Tendance à la culture, et inversement

Non, L’Agenda n’est pas devenu un magazine de mode, mais il n’est pas peu fier de vous l’avoir fait croire durant quelques secondes peut-être, fardé façon Marie-Claire, prenant l’allure élégante et rétro de la presse féminine des années 40. La nouvelle exposition du Palais Lumière, à qui il a emprunté sa couverture, réunit mode, Histoire, mœurs, et culture telle que l’on entend habituellement dans nos pages.

Cette culture-là est rougeoyante, flamboyante, en plein automne elle en prend ses couleurs! Avez-vous été rendre visite aux Géantes, avez-vous fait partie de ces  850’000 rêveurs qui ont partagé le plaisir de vivre cette histoire et de les accompagner quelques heures dans leur parcours à Genève?
Allez-vous voir les expositions au Musée cantonal des Beaux-arts, désormais en entrée libre jusqu’en janvier 2018, avant que ce dernier n’aille s’installer avec le Musée de l’Élysée et le mudac sur le site Plateforme 10 à Lausanne?

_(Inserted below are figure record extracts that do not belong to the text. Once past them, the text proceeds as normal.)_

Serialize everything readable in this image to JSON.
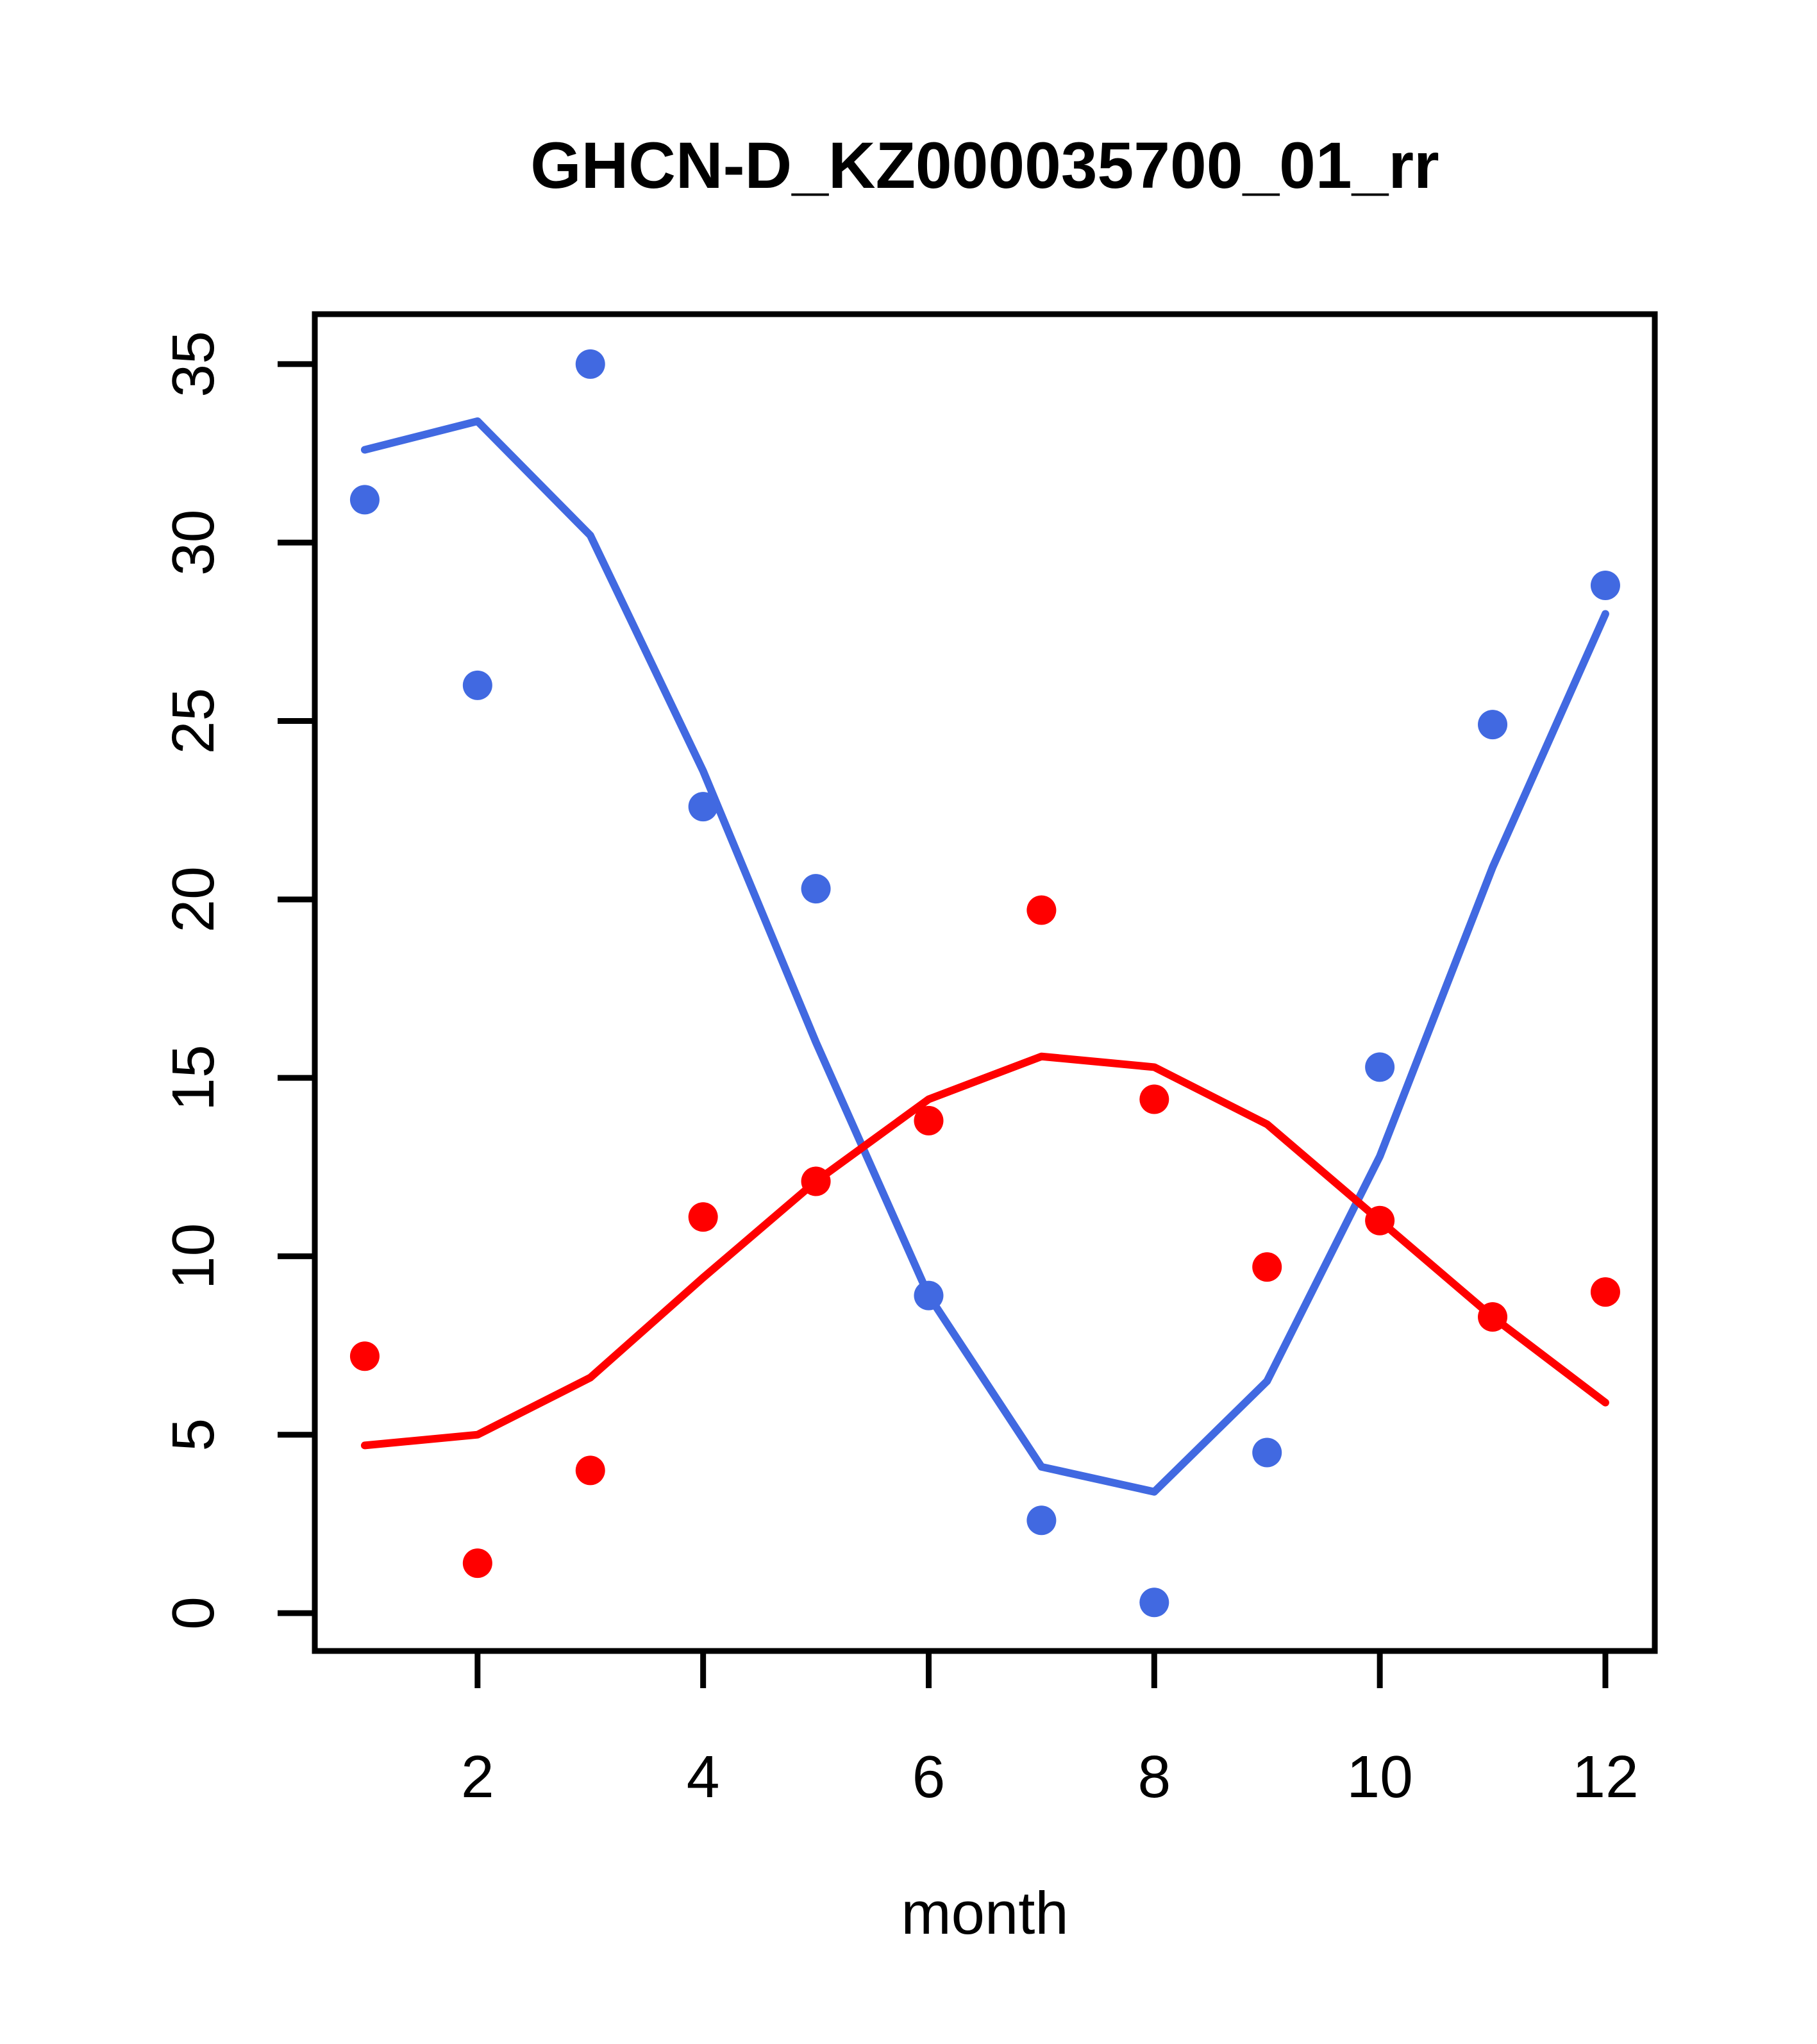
{
  "chart_data": {
    "type": "scatter",
    "title": "GHCN-D_KZ000035700_01_rr",
    "xlabel": "month",
    "ylabel": "",
    "categories": [
      1,
      2,
      3,
      4,
      5,
      6,
      7,
      8,
      9,
      10,
      11,
      12
    ],
    "xticks": [
      2,
      4,
      6,
      8,
      10,
      12
    ],
    "yticks": [
      0,
      5,
      10,
      15,
      20,
      25,
      30,
      35
    ],
    "xlim": [
      0.557,
      12.438
    ],
    "ylim": [
      -1.06,
      36.4
    ],
    "grid": false,
    "legend_position": "none",
    "colors": {
      "blue_series": "#4169E1",
      "red_series": "#FF0000",
      "axis": "#000000"
    },
    "series": [
      {
        "name": "blue-monthly-points",
        "kind": "points",
        "color": "#4169E1",
        "values": [
          31.2,
          26.0,
          35.0,
          22.6,
          20.3,
          8.9,
          2.6,
          0.3,
          4.5,
          15.3,
          24.9,
          28.8
        ]
      },
      {
        "name": "blue-smooth-line",
        "kind": "line",
        "color": "#4169E1",
        "values": [
          32.6,
          33.4,
          30.2,
          23.6,
          16.0,
          8.9,
          4.1,
          3.4,
          6.5,
          12.8,
          20.9,
          28.0
        ]
      },
      {
        "name": "red-monthly-points",
        "kind": "points",
        "color": "#FF0000",
        "values": [
          7.2,
          1.4,
          4.0,
          11.1,
          12.1,
          13.8,
          19.7,
          14.4,
          9.7,
          11.0,
          8.3,
          9.0
        ]
      },
      {
        "name": "red-smooth-line",
        "kind": "line",
        "color": "#FF0000",
        "values": [
          4.7,
          5.0,
          6.6,
          9.4,
          12.1,
          14.4,
          15.6,
          15.3,
          13.7,
          11.0,
          8.3,
          5.9
        ]
      }
    ]
  }
}
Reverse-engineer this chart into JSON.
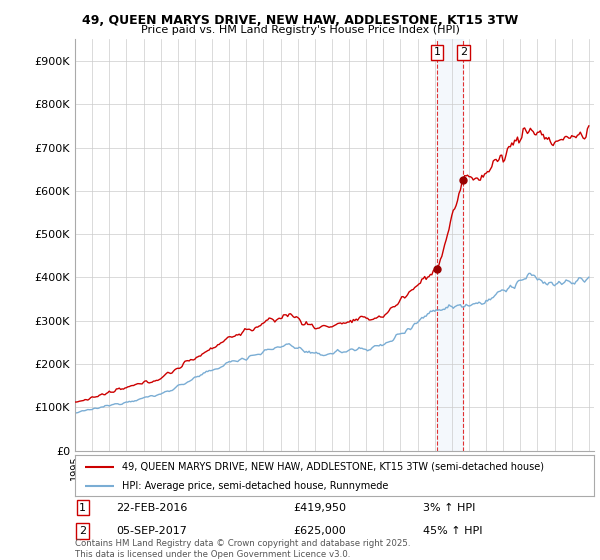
{
  "title": "49, QUEEN MARYS DRIVE, NEW HAW, ADDLESTONE, KT15 3TW",
  "subtitle": "Price paid vs. HM Land Registry's House Price Index (HPI)",
  "ylim": [
    0,
    950000
  ],
  "yticks": [
    0,
    100000,
    200000,
    300000,
    400000,
    500000,
    600000,
    700000,
    800000,
    900000
  ],
  "ytick_labels": [
    "£0",
    "£100K",
    "£200K",
    "£300K",
    "£400K",
    "£500K",
    "£600K",
    "£700K",
    "£800K",
    "£900K"
  ],
  "purchase1_year": 2016.13,
  "purchase2_year": 2017.67,
  "purchase1_price": 419950,
  "purchase2_price": 625000,
  "legend_line1": "49, QUEEN MARYS DRIVE, NEW HAW, ADDLESTONE, KT15 3TW (semi-detached house)",
  "legend_line2": "HPI: Average price, semi-detached house, Runnymede",
  "footnote": "Contains HM Land Registry data © Crown copyright and database right 2025.\nThis data is licensed under the Open Government Licence v3.0.",
  "line_color_red": "#cc0000",
  "line_color_blue": "#7aadd4",
  "dot_color": "#990000",
  "bg_color": "#ffffff",
  "grid_color": "#cccccc",
  "hpi_base": 87000,
  "prop_scale_factor": 1.05
}
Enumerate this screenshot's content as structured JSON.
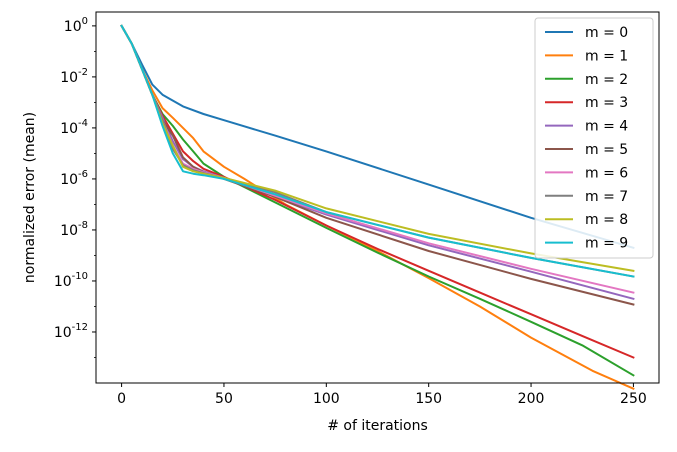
{
  "chart_data": {
    "type": "line",
    "title": "",
    "xlabel": "# of iterations",
    "ylabel": "normalized error (mean)",
    "xlim": [
      -12.5,
      262.5
    ],
    "ylim": [
      1e-14,
      3.5
    ],
    "yscale": "log",
    "grid": false,
    "legend": "top-right",
    "x_ticks": [
      0,
      50,
      100,
      150,
      200,
      250
    ],
    "y_ticks": [
      {
        "exp": 0,
        "value": 1
      },
      {
        "exp": -2,
        "value": 0.01
      },
      {
        "exp": -4,
        "value": 0.0001
      },
      {
        "exp": -6,
        "value": 1e-06
      },
      {
        "exp": -8,
        "value": 1e-08
      },
      {
        "exp": -10,
        "value": 1e-10
      },
      {
        "exp": -12,
        "value": 1e-12
      }
    ],
    "series": [
      {
        "name": "m = 0",
        "color": "#1f77b4",
        "x": [
          0,
          5,
          10,
          15,
          20,
          30,
          40,
          50,
          75,
          100,
          150,
          200,
          250
        ],
        "y": [
          1,
          0.2,
          0.03,
          0.005,
          0.002,
          0.0007,
          0.00035,
          0.0002,
          5e-05,
          1.2e-05,
          6e-07,
          3e-08,
          2e-09
        ]
      },
      {
        "name": "m = 1",
        "color": "#ff7f0e",
        "x": [
          0,
          5,
          10,
          15,
          20,
          25,
          30,
          35,
          40,
          50,
          60,
          80,
          100,
          125,
          150,
          175,
          200,
          230,
          250
        ],
        "y": [
          1,
          0.2,
          0.02,
          0.003,
          0.0006,
          0.00025,
          0.0001,
          4e-05,
          1.2e-05,
          3e-06,
          1e-06,
          1e-07,
          1.5e-08,
          1.5e-09,
          1.3e-10,
          1e-11,
          6e-13,
          3e-14,
          6e-15
        ]
      },
      {
        "name": "m = 2",
        "color": "#2ca02c",
        "x": [
          0,
          5,
          10,
          15,
          20,
          25,
          30,
          35,
          40,
          50,
          75,
          100,
          125,
          150,
          175,
          200,
          225,
          250
        ],
        "y": [
          1,
          0.2,
          0.02,
          0.002,
          0.00035,
          0.00012,
          3.5e-05,
          1.2e-05,
          4e-06,
          1.2e-06,
          1.2e-07,
          1.2e-08,
          1.3e-09,
          1.5e-10,
          2e-11,
          2.5e-12,
          3e-13,
          2e-14
        ]
      },
      {
        "name": "m = 3",
        "color": "#d62728",
        "x": [
          0,
          5,
          10,
          15,
          20,
          25,
          30,
          35,
          40,
          50,
          75,
          100,
          125,
          150,
          175,
          200,
          225,
          250
        ],
        "y": [
          1,
          0.2,
          0.02,
          0.002,
          0.0003,
          6e-05,
          1.2e-05,
          5e-06,
          2.5e-06,
          1.2e-06,
          1.5e-07,
          1.5e-08,
          1.8e-09,
          2.5e-10,
          3.5e-11,
          5e-12,
          7e-13,
          1e-13
        ]
      },
      {
        "name": "m = 4",
        "color": "#9467bd",
        "x": [
          0,
          5,
          10,
          15,
          20,
          25,
          30,
          35,
          40,
          50,
          75,
          100,
          150,
          200,
          250
        ],
        "y": [
          1,
          0.2,
          0.02,
          0.002,
          0.00025,
          3e-05,
          6e-06,
          3e-06,
          2e-06,
          1.1e-06,
          2e-07,
          4e-08,
          2.5e-09,
          2.3e-10,
          2e-11
        ]
      },
      {
        "name": "m = 5",
        "color": "#8c564b",
        "x": [
          0,
          5,
          10,
          15,
          20,
          25,
          30,
          35,
          40,
          50,
          75,
          100,
          150,
          200,
          250
        ],
        "y": [
          1,
          0.2,
          0.02,
          0.002,
          0.0002,
          5e-05,
          7e-06,
          3e-06,
          1.8e-06,
          1e-06,
          2e-07,
          3e-08,
          1.5e-09,
          1.2e-10,
          1.2e-11
        ]
      },
      {
        "name": "m = 6",
        "color": "#e377c2",
        "x": [
          0,
          5,
          10,
          15,
          20,
          25,
          30,
          35,
          40,
          50,
          75,
          100,
          150,
          200,
          250
        ],
        "y": [
          1,
          0.2,
          0.02,
          0.002,
          0.0002,
          2e-05,
          4e-06,
          2.5e-06,
          1.8e-06,
          1.1e-06,
          2.2e-07,
          4.5e-08,
          3e-09,
          3e-10,
          3.5e-11
        ]
      },
      {
        "name": "m = 7",
        "color": "#7f7f7f",
        "x": [
          0,
          5,
          10,
          15,
          20,
          25,
          30,
          35,
          40,
          50,
          75,
          100,
          150,
          200,
          250
        ],
        "y": [
          1,
          0.2,
          0.02,
          0.002,
          0.0002,
          1.5e-05,
          3.5e-06,
          2.2e-06,
          1.7e-06,
          1.1e-06,
          3e-07,
          5e-08,
          5e-09,
          8e-10,
          1.5e-10
        ]
      },
      {
        "name": "m = 8",
        "color": "#bcbd22",
        "x": [
          0,
          5,
          10,
          15,
          20,
          25,
          30,
          35,
          40,
          50,
          75,
          100,
          150,
          200,
          250
        ],
        "y": [
          1,
          0.2,
          0.02,
          0.002,
          0.00015,
          2e-05,
          3e-06,
          2e-06,
          1.6e-06,
          1.1e-06,
          3.5e-07,
          7e-08,
          7e-09,
          1.2e-09,
          2.5e-10
        ]
      },
      {
        "name": "m = 9",
        "color": "#17becf",
        "x": [
          0,
          5,
          10,
          15,
          20,
          25,
          30,
          35,
          40,
          50,
          75,
          100,
          150,
          200,
          250
        ],
        "y": [
          1,
          0.2,
          0.02,
          0.002,
          0.00012,
          1e-05,
          2e-06,
          1.6e-06,
          1.4e-06,
          1e-06,
          2.5e-07,
          5e-08,
          5e-09,
          8e-10,
          1.5e-10
        ]
      }
    ]
  }
}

Avez-vous été de ceux qui ont espéré le résultat du vote de la rénovation du Théâtre de Carouge, accepté par une large majorité de la population sarde lors du vote de septembre dernier? Vous rendrez vous ces prochains mois dans un théâtre, un musée où vous n’avez encore jamais été?

Les institutions qui existent depuis les années, les nouvelles arrivées, les projets d’envergures qui se façonnent lentement mais sûrement sous le signe de la collaboration, les possibilités foisonnantes de rencontrer l’art gratuitement; tous sont des exemples parmi tant d’autres qui prouvent que la culture occupe l’esprit et le cœur des gens.

Vous remarquerez que les articles doivent se faire plus petits que d’habitude dans ce numéro 70, l’offre culturelle des mois de novembre et décembre explosant littéralement, faisant gonfler la liste des événements par dates et par genre.

Dans tous les cas, qu’elle soit exubérante, modeste, populaire ou niche, et encore plus abondante que d’habitude, ce numéro espère vous la relayer au mieux.